Apple is trying to save what can be saved. Shortly after unfortunate blog entry added the company hastily some explanatory documents and dispatched several high-level managers who were engaged in unusually defensive interviews Admitted errors in communication and specified the plans. The filter list should be able to be checked independently so that Apple cannot censor unnoticed on behalf of authoritarian regimes. In addition, there is only one global database, no nationally adapted versions. In retrospect, it was wrong to present several functions at the same time, which led to “confusion”.
This outraged two computer scientists at Princeton University. “We are not concerned because we misunderstand how Apple’s system works,” they write in the Washington Post. “The problem is that we understand exactly how it works.” The two researchers have been investigating for two years how CSAM can be recognized without undermining encryption. Eventually they broke off the project and began to warn against their own development: the risk of abuse was too great. In August they wanted to speak at a conference about how to minimize the risk. Then Apple got ahead of them and introduced a very similar system.
It is a dilemma for which there is currently no way out
It is understandable that Edward Snowden should feel betrayed. He has made great personal sacrifices in warning the world about NSA surveillance. Now he sees a corporation he previously trusted building in a vulnerability that his former colleagues at the NSA had always dreamed of. The same goes for IT professionals and activists who have been grappling with politicians for decades who are in always new editions of the “wars of encryption” Playing security issues against privacy as if mass surveillance, data retention and facial recognition are the only ways to solve crimes.

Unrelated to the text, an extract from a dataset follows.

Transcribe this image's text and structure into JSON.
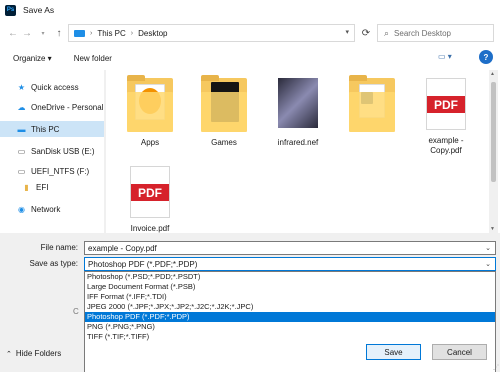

It is just as understandable, however, that Apple no longer wanted to look the other way. “We are the largest platform for the distribution of child pornography,” one manager wrote to his colleague last year in a private message. Facebook sent more than 20 million reports to the US child protection organization NCMEC in 2020 – Apple submitted 265 cases. Apple can be believed that it is not only trying to protect its own reputation, but primarily children.

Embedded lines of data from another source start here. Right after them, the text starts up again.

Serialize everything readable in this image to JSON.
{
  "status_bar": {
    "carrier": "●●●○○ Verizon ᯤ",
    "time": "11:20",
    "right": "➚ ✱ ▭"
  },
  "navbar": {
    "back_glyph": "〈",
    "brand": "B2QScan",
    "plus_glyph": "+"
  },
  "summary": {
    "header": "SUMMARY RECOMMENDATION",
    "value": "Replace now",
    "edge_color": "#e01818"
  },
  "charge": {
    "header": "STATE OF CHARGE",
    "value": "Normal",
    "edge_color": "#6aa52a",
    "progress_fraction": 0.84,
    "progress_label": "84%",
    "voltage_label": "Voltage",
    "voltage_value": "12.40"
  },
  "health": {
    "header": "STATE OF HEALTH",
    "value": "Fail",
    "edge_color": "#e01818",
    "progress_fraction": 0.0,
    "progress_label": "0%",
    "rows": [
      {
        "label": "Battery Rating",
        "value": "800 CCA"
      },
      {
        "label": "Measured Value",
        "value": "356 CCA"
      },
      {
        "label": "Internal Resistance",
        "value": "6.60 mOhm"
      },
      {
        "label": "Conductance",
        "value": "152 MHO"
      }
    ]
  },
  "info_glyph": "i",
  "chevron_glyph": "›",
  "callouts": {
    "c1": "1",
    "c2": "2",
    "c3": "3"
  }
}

It is a dilemma for which there is no way out, and which will probably never be completely resolved. The fronts are tough. “I have friends at both the EFF and NCMEC”, wrote Stanford professor Alex Stamoswho previously ran Facebook’s security department. He was disappointed by both NGOs, their statements left no room for an exchange. In fact, the sound is sharp to shrill on both sides. The civil rights activists paint the gloomy surveillance scenarios, the child protectors do the legitimate concerns as “screeching voices of the minority“and promise:” Our voices will be louder. “
Whoever shouts louder wins. This dualism is part of the problem. Apple’s solution is risky, but doing nothing is not a solution either. Few people know both camps as well as Stamos. In terms of content, he is more on the side of the data protectionists, but in the past month he has tried again and again to convey. He can dispute even get something positive out of it: “Now we have the possibility that all parties involved understand the concerns of the others and try to come to a safe, sensible compromise.”